"Kira-kira ada cincin yang bisa bikin orang jatuh cinta, Mas?" canda imam sambil tersenyum lebar.
Om Ridwan tertawa lepas, "Kalau ada yang begitu, Pak, saya pesan dua! Buat saya dan buat Pak Imam juga!"
Percakapan kami pun mengalir dengan lancar. Tak hanya tentang batu akik, tetapi juga tentang kehidupan di desa, pekerjaan kami, dan banyak hal lainnya. Hari itu, Om Ridwan dan aku tidak hanya mendapatkan informasi yang kami cari, tapi juga bertemu dengan orang-orang baru yang ramah dan berbagi cerita yang mengesankan.

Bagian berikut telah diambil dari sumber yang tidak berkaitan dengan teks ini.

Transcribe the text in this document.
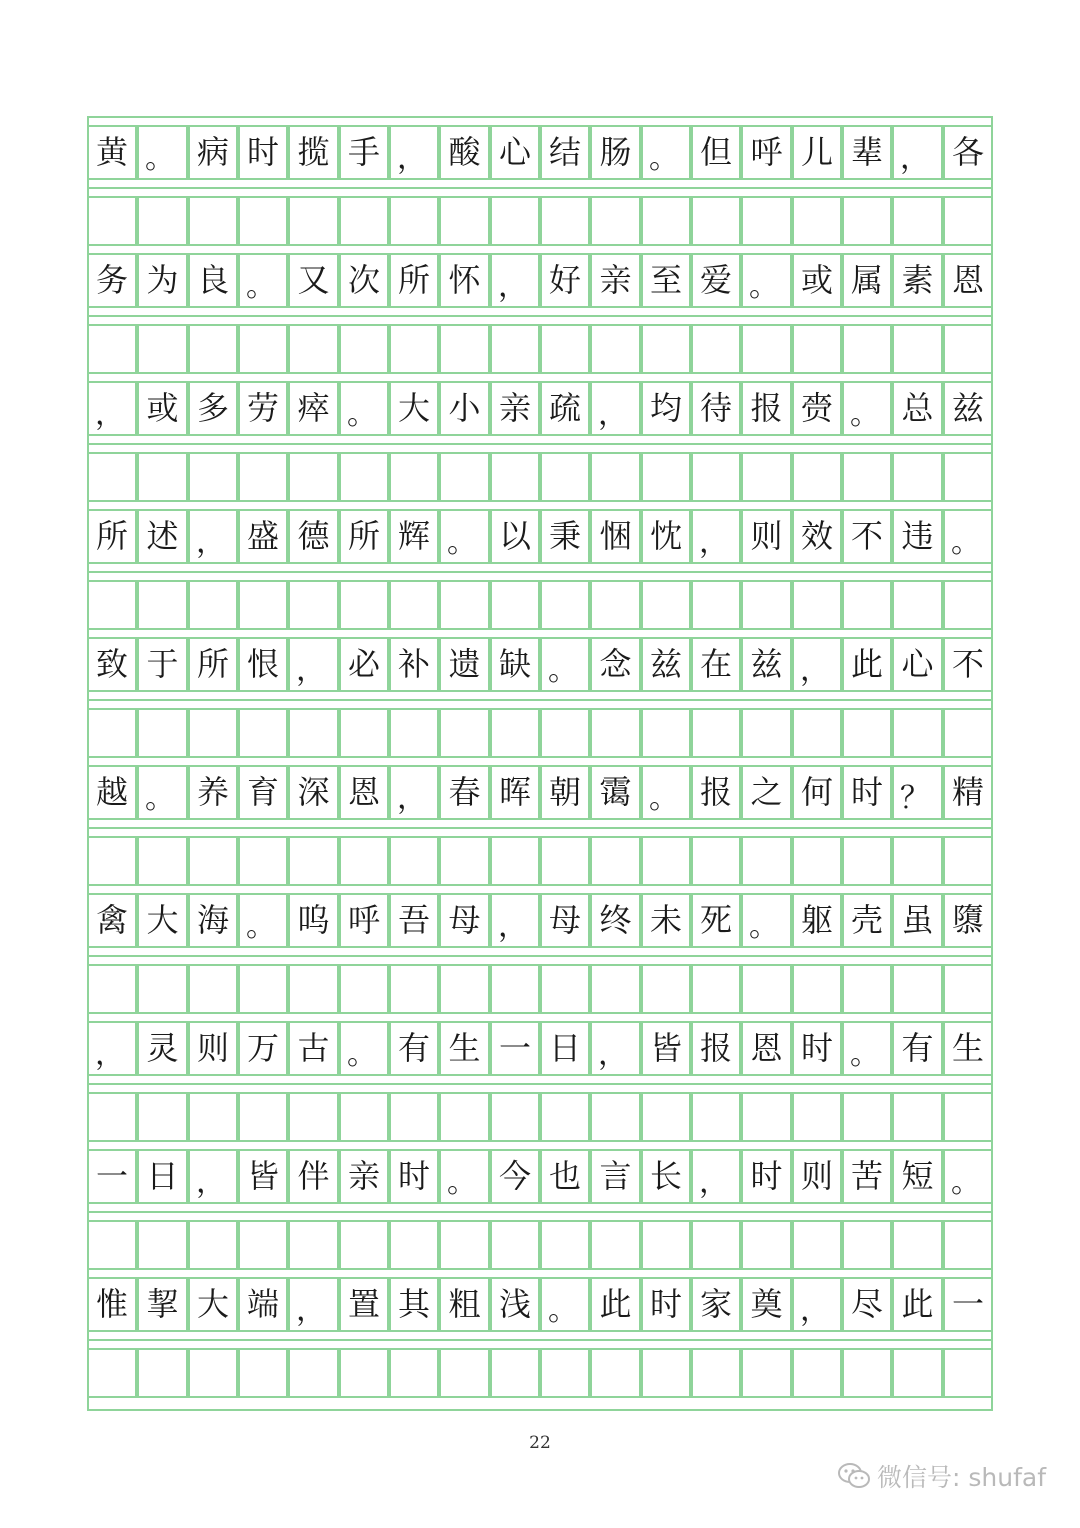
黄 。 病 时 揽 手 ， 酸 心 结 肠 。 但 呼 儿 辈 ， 各
务 为 良 。 又 次 所 怀 ， 好 亲 至 爱 。 或 属 素 恩
， 或 多 劳 瘁 。 大 小 亲 疏 ， 均 待 报 赍 。 总 兹
所 述 ， 盛 德 所 辉 。 以 秉 悃 忱 ， 则 效 不 违 。
致 于 所 恨 ， 必 补 遗 缺 。 念 兹 在 兹 ， 此 心 不
越 。 养 育 深 恩 ， 春 晖 朝 霭 。 报 之 何 时 ？ 精
禽 大 海 。 呜 呼 吾 母 ， 母 终 未 死 。 躯 壳 虽 隳
， 灵 则 万 古 。 有 生 一 日 ， 皆 报 恩 时 。 有 生
一 日 ， 皆 伴 亲 时 。 今 也 言 长 ， 时 则 苦 短 。
惟 挈 大 端 ， 置 其 粗 浅 。 此 时 家 奠 ， 尽 此 一
22
微信号: shufaf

Hari semakin sore, dan kami berpamitan. Ridwan tersenyum puas, bukan hanya karena batu akiknya mendapat perhatian, tapi juga karena pertemuan tak terduga itu memberikan pengalaman berharga yang tak terlupakan.
"Kadang, perjalanan meliput berita memberi lebih dari sekedar berita," kataku sambil tersenyum kepada Ridwan.
"Betul, kita dapat lebih banyak cerita dari yang kita duga," jawab Ridwan sambil mengagumi cincin-cincinnya yang berkilau di bawah sinar matahari sore.
Setelah kami berpamitan, imam mushola kembali menghampiri kami.
"Oh ya, Mas Ridwan dan Mas...?" tanyanya sambil menatapku.
"Om Munir, Pak," jawabku.
"Mas Munir dan Mas Ridwan, saya ini sebenarnya juga punya sedikit cerita tentang asal usul keluarga saya. Kami punya hubungan dengan pondok besar di daerah Paiton, ternyata imam itu adalah seorang Kyai thoriqoh dan pendakwah.
Sontak kami bertiga mendengar cerita sang imam terkejut. "Wah, Pak Kyai, kita sepertinya sudah ditakdirkan Gusti Allah untuk bertemu."